Somos todos África
Nilton Bruno Tomelin - Revista Gestão Universitária - 14/12/2015 - Belo Horizonte, MG
Esta não é destas frases prontas que por modismo, povoam as redes sociais como manifestação de “solidariedade” quando ocorre alguma tragédia. De fato há um tragédia vitimando a África ao longo de séculos e que parece não ter fim. Mas a frase que nomina este texto tem outro significado: afirmar que todo o ser humano carrega consigo um pouco de África. A brancura que muitos ostentam e que é motivo de violência, perseguições, discriminação e até escravização sobre os não alvos.
Historicamente há relatos de três grandes diásporas africanas. A primeira delas ocorreu a cerca de 125 mil anos, quando mulheres e homens seguiram rotas e tomaram todos os continentes. Desta forma não há ser humano que traga consigo um pouco de África. Isso já seria suficiente para justificar que “somos todos África”.
Mais recentemente, entre os séculos XVI a XIX milhares de nativos africanos foram sequestrados como escravos e negociados por lideranças locais. Os que sobreviviam à travessia eram confinados e tomados como propriedade de famílias (brancas) em todo o continente Americano. Por esta razão boa parte da população das Américas descende deste grupo humano. Esta segunda diáspora pode ser chamada de holocausto africano.
A terceira diáspora se deu quando alguns estados tornaram-se independentes, já no século XX. Apesar de independentes, muitos destes Estados passaram a ser governados por brancos, descendentes dos invasores, o que resultou em políticas segregacionistas como o Apartheid na África do Sul que perseguiu e expulsou milhares.
Considerando a primeira diáspora como fenômeno de migração biológica, para efeitos de análise antropossocial trataremos das duas últimas. Se na primeira a migração ocorreu como fenômeno natural em que os migrantes carregaram (presume-se espontaneamente) seus hábitos, sua ciência acerca de si e da natureza, nas duas últimas diásporas não foi bem assim.

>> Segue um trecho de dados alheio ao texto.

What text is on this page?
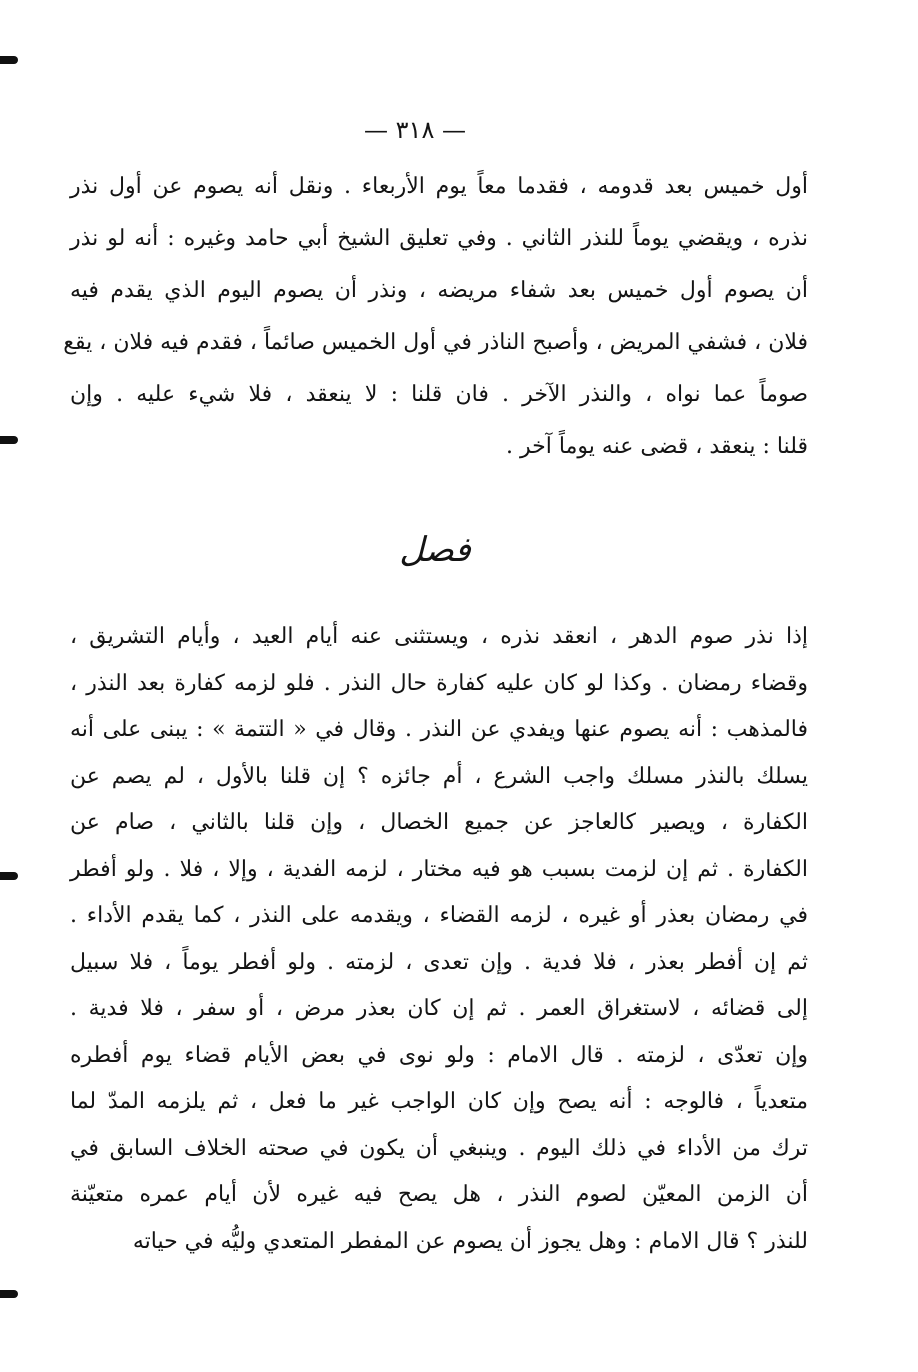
— ٣١٨ —
أول خميس بعد قدومه ، فقدما معاً يوم الأربعاء . ونقل أنه يصوم عن أول نذر
نذره ، ويقضي يوماً للنذر الثاني . وفي تعليق الشيخ أبي حامد وغيره : أنه لو نذر
أن يصوم أول خميس بعد شفاء مريضه ، ونذر أن يصوم اليوم الذي يقدم فيه
فلان ، فشفي المريض ، وأصبح الناذر في أول الخميس صائماً ، فقدم فيه فلان ، يقع
صوماً عما نواه ، والنذر الآخر . فان قلنا : لا ينعقد ، فلا شيء عليه . وإن
قلنا : ينعقد ، قضى عنه يوماً آخر .
فصل
إذا نذر صوم الدهر ، انعقد نذره ، ويستثنى عنه أيام العيد ، وأيام التشريق ،
وقضاء رمضان . وكذا لو كان عليه كفارة حال النذر . فلو لزمه كفارة بعد النذر ،
فالمذهب : أنه يصوم عنها ويفدي عن النذر . وقال في « التتمة » : يبنى على أنه
يسلك بالنذر مسلك واجب الشرع ، أم جائزه ؟ إن قلنا بالأول ، لم يصم عن
الكفارة ، ويصير كالعاجز عن جميع الخصال ، وإن قلنا بالثاني ، صام عن
الكفارة . ثم إن لزمت بسبب هو فيه مختار ، لزمه الفدية ، وإلا ، فلا . ولو أفطر
في رمضان بعذر أو غيره ، لزمه القضاء ، ويقدمه على النذر ، كما يقدم الأداء .
ثم إن أفطر بعذر ، فلا فدية . وإن تعدى ، لزمته . ولو أفطر يوماً ، فلا سبيل
إلى قضائه ، لاستغراق العمر . ثم إن كان بعذر مرض ، أو سفر ، فلا فدية .
وإن تعدّى ، لزمته . قال الامام : ولو نوى في بعض الأيام قضاء يوم أفطره
متعدياً ، فالوجه : أنه يصح وإن كان الواجب غير ما فعل ، ثم يلزمه المدّ لما
ترك من الأداء في ذلك اليوم . وينبغي أن يكون في صحته الخلاف السابق في
أن الزمن المعيّن لصوم النذر ، هل يصح فيه غيره لأن أيام عمره متعيّنة
للنذر ؟ قال الامام : وهل يجوز أن يصوم عن المفطر المتعدي وليُّه في حياته
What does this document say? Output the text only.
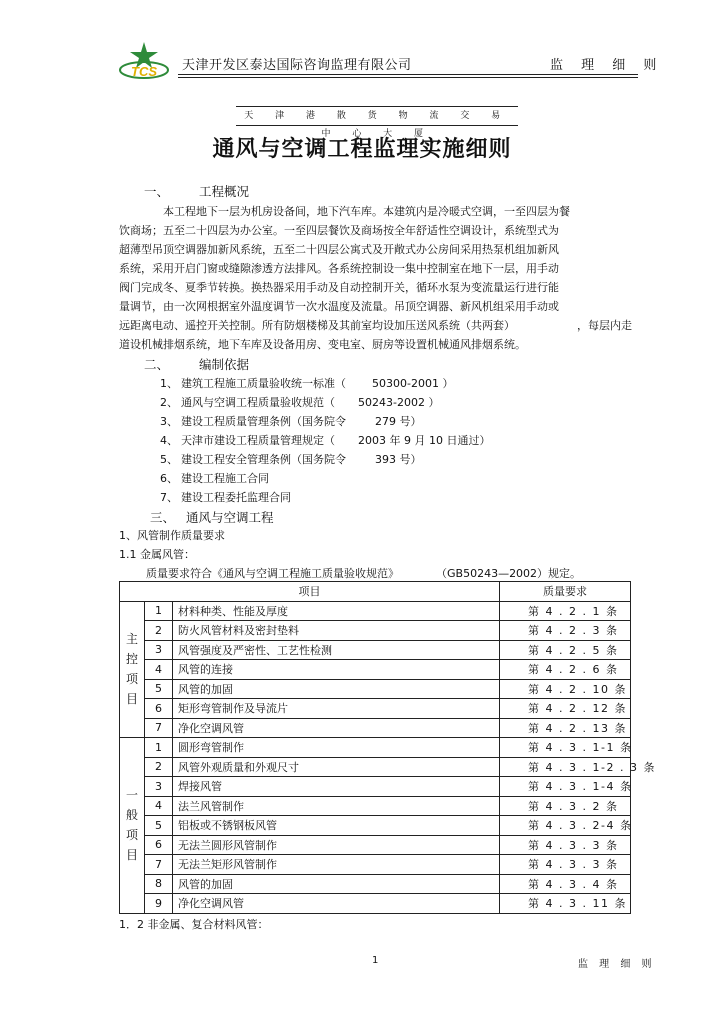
TCS 天津开发区泰达国际咨询监理有限公司	监 理 细 则
天 津 港 散 货 物 流 交 易 中 心 大 厦
通风与空调工程监理实施细则
一、 工程概况
本工程地下一层为机房设备间，地下汽车库。本建筑内是冷暖式空调，一至四层为餐
饮商场；五至二十四层为办公室。一至四层餐饮及商场按全年舒适性空调设计，系统型式为
超薄型吊顶空调器加新风系统，五至二十四层公寓式及开敞式办公房间采用热泵机组加新风
系统，采用开启门窗或缝隙渗透方法排风。各系统控制设一集中控制室在地下一层，用手动
阀门完成冬、夏季节转换。换热器采用手动及自动控制开关，循环水泵为变流量运行进行能
量调节，由一次网根据室外温度调节一次水温度及流量。吊顶空调器、新风机组采用手动或
远距离电动、遥控开关控制。所有防烟楼梯及其前室均设加压送风系统（共两套）	，每层内走
道设机械排烟系统，地下车库及设备用房、变电室、厨房等设置机械通风排烟系统。
二、 编制依据
1、 建筑工程施工质量验收统一标准（ 50300-2001 ）
2、 通风与空调工程质量验收规范（ 50243-2002 ）
3、 建设工程质量管理条例（国务院令	279 号）
4、 天津市建设工程质量管理规定（ 2003 年 9 月 10 日通过）
5、 建设工程安全管理条例（国务院令	393 号）
6、 建设工程施工合同
7、 建设工程委托监理合同
三、 通风与空调工程
1、风管制作质量要求
1.1 金属风管：
质量要求符合《通风与空调工程施工质量验收规范》	（GB50243—2002）规定。
项目			质量要求

主控项目	1	材料种类、性能及厚度	第 4 . 2 . 1 条
	2	防火风管材料及密封垫料	第 4 . 2 . 3 条
	3	风管强度及严密性、工艺性检测	第 4 . 2 . 5 条
	4	风管的连接	第 4 . 2 . 6 条
	5	风管的加固	第 4 . 2 . 10 条
	6	矩形弯管制作及导流片	第 4 . 2 . 12 条
	7	净化空调风管	第 4 . 2 . 13 条

一般项目	1	圆形弯管制作	第 4 . 3 . 1-1 条
	2	风管外观质量和外观尺寸	第 4 . 3 . 1-2 . 3 条
	3	焊接风管	第 4 . 3 . 1-4 条
	4	法兰风管制作	第 4 . 3 . 2 条
	5	铝板或不锈钢板风管	第 4 . 3 . 2-4 条
	6	无法兰圆形风管制作	第 4 . 3 . 3 条
	7	无法兰矩形风管制作	第 4 . 3 . 3 条
	8	风管的加固	第 4 . 3 . 4 条
	9	净化空调风管	第 4 . 3 . 11 条
1．2 非金属、复合材料风管：
1	监 理 细 则
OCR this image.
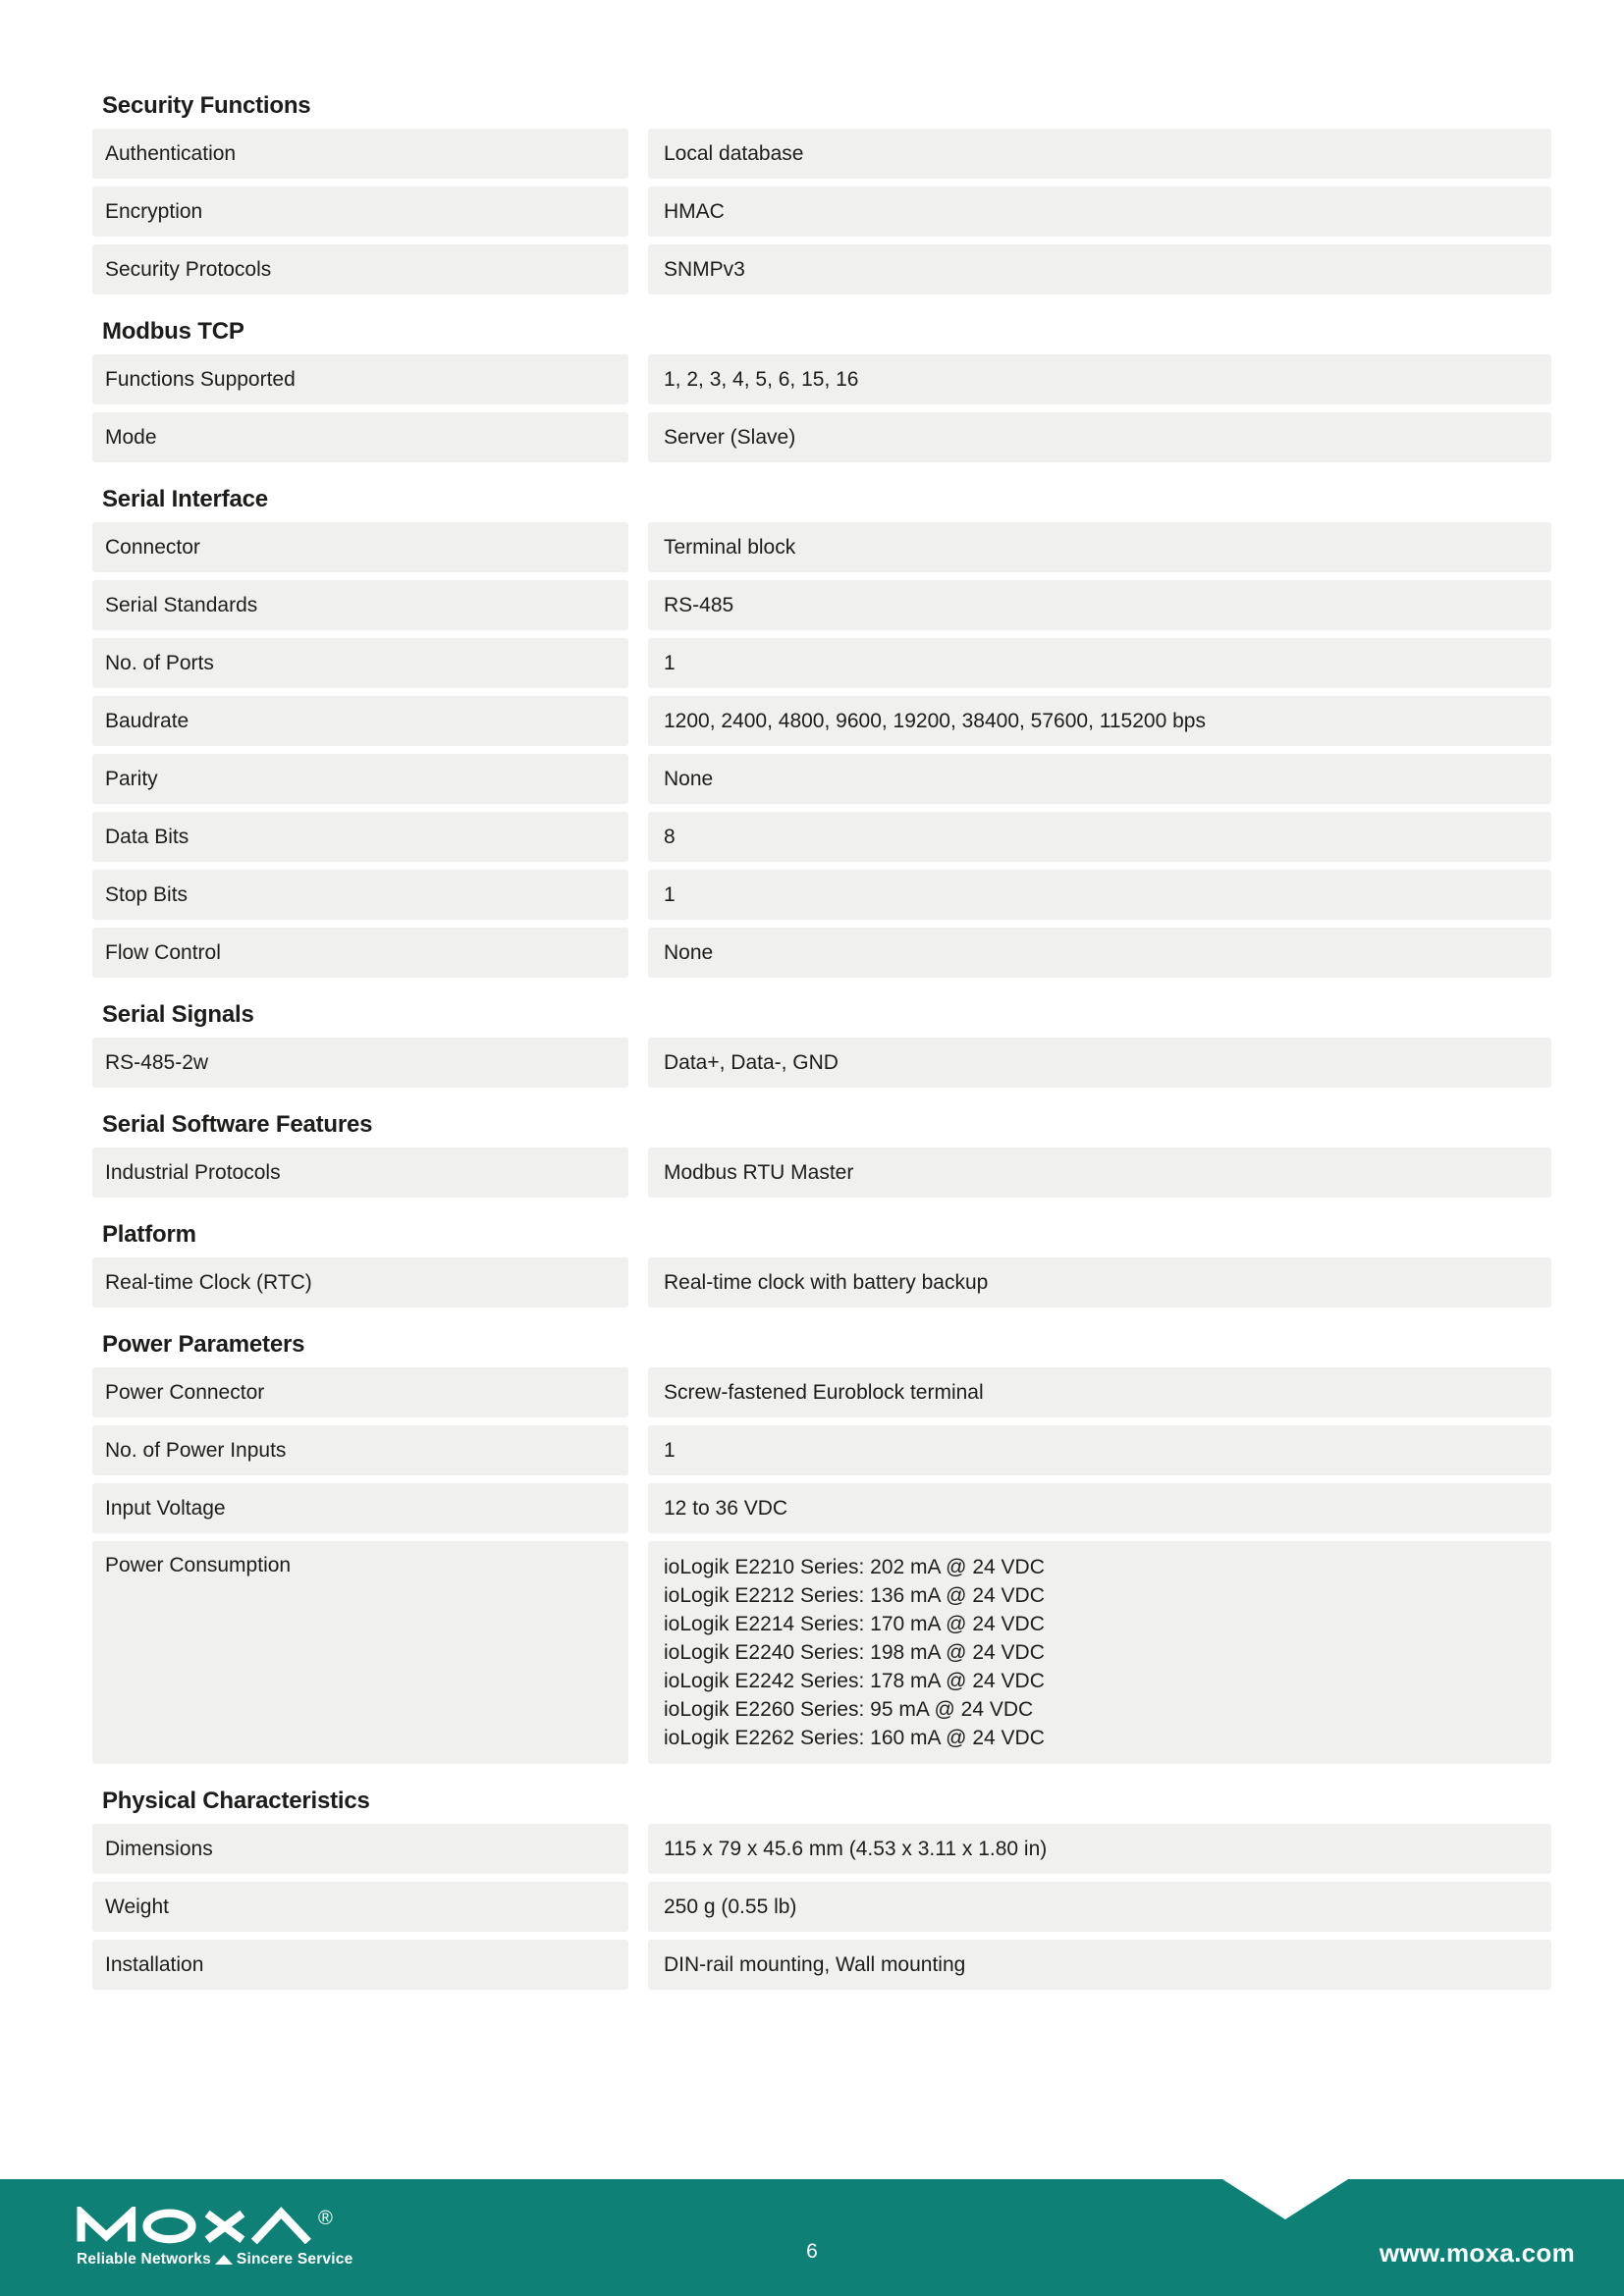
Security Functions
Authentication	Local database
Encryption	HMAC
Security Protocols	SNMPv3
Modbus TCP
Functions Supported	1, 2, 3, 4, 5, 6, 15, 16
Mode	Server (Slave)
Serial Interface
Connector	Terminal block
Serial Standards	RS-485
No. of Ports	1
Baudrate	1200, 2400, 4800, 9600, 19200, 38400, 57600, 115200 bps
Parity	None
Data Bits	8
Stop Bits	1
Flow Control	None
Serial Signals
RS-485-2w	Data+, Data-, GND
Serial Software Features
Industrial Protocols	Modbus RTU Master
Platform
Real-time Clock (RTC)	Real-time clock with battery backup
Power Parameters
Power Connector	Screw-fastened Euroblock terminal
No. of Power Inputs	1
Input Voltage	12 to 36 VDC
Power Consumption	ioLogik E2210 Series: 202 mA @ 24 VDC
ioLogik E2212 Series: 136 mA @ 24 VDC
ioLogik E2214 Series: 170 mA @ 24 VDC
ioLogik E2240 Series: 198 mA @ 24 VDC
ioLogik E2242 Series: 178 mA @ 24 VDC
ioLogik E2260 Series: 95 mA @ 24 VDC
ioLogik E2262 Series: 160 mA @ 24 VDC
Physical Characteristics
Dimensions	115 x 79 x 45.6 mm (4.53 x 3.11 x 1.80 in)
Weight	250 g (0.55 lb)
Installation	DIN-rail mounting, Wall mounting
®
Reliable Networks Sincere Service	6	www.moxa.com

O único patrimônio dos africanos sequestrados ou expulsos era o corpo, usado como instrumento de trabalho, seja na condição de escravos ou de trabalhadores severamente explorados. Além disso, por disporem apenas do corpo carregavam consigo também a dança e alguns rituais, que heroicamente preservaram ao longo do tempo. A igreja, por sua vez dizia que o corpo do escravo não tinha alma e isto referendava a escravidão e o inevitável descarte, quando o corpo perdia seu potencial produtivo. Alguns sequestrados por ocasião da segunda diáspora, fugiam por não encaixarem-se no “sistema” constituindo os quilombos.
Já os remanescentes da terceira diáspora, explorados em sua possibilidade de trabalho, juntaram-se aos remanescentes da segunda (já libertos) e formam boa parte da população pobre e miserável das periferias. Surgem então os fenômenos da discriminação e do racismo.
A discriminação é um conjunto de comportamentos observáveis e puníveis pela lei. Já o racismo é mais perigoso, pois é um sistema de dominação. Usam-se ciências como a biologia e a teologia para justificar e legitimar sua prática. Assim como as sucessivas diásporas, o racismo é uma forma de (in)consciência forjada historicamente. Forjada convenientemente para que a África caia no “esquecimento” e a expressiva maioria afrodescendente que povoa as Américas (e o Brasil) seja convertida em minoria sem expressão.
Dizer que “somos todos África”, é pois um exercício de reconhecimento biológico e antropológico e terá expressão e consistência, na proporção em que for condição assumida com ética. Mais que um modismo, há que ser uma condição essencial de convívio, reconhecendo o continente africano não apenas como berço da humanidade, mas simplesmente como parte da humanidade, tanto quanto qualquer outro lugar do mundo.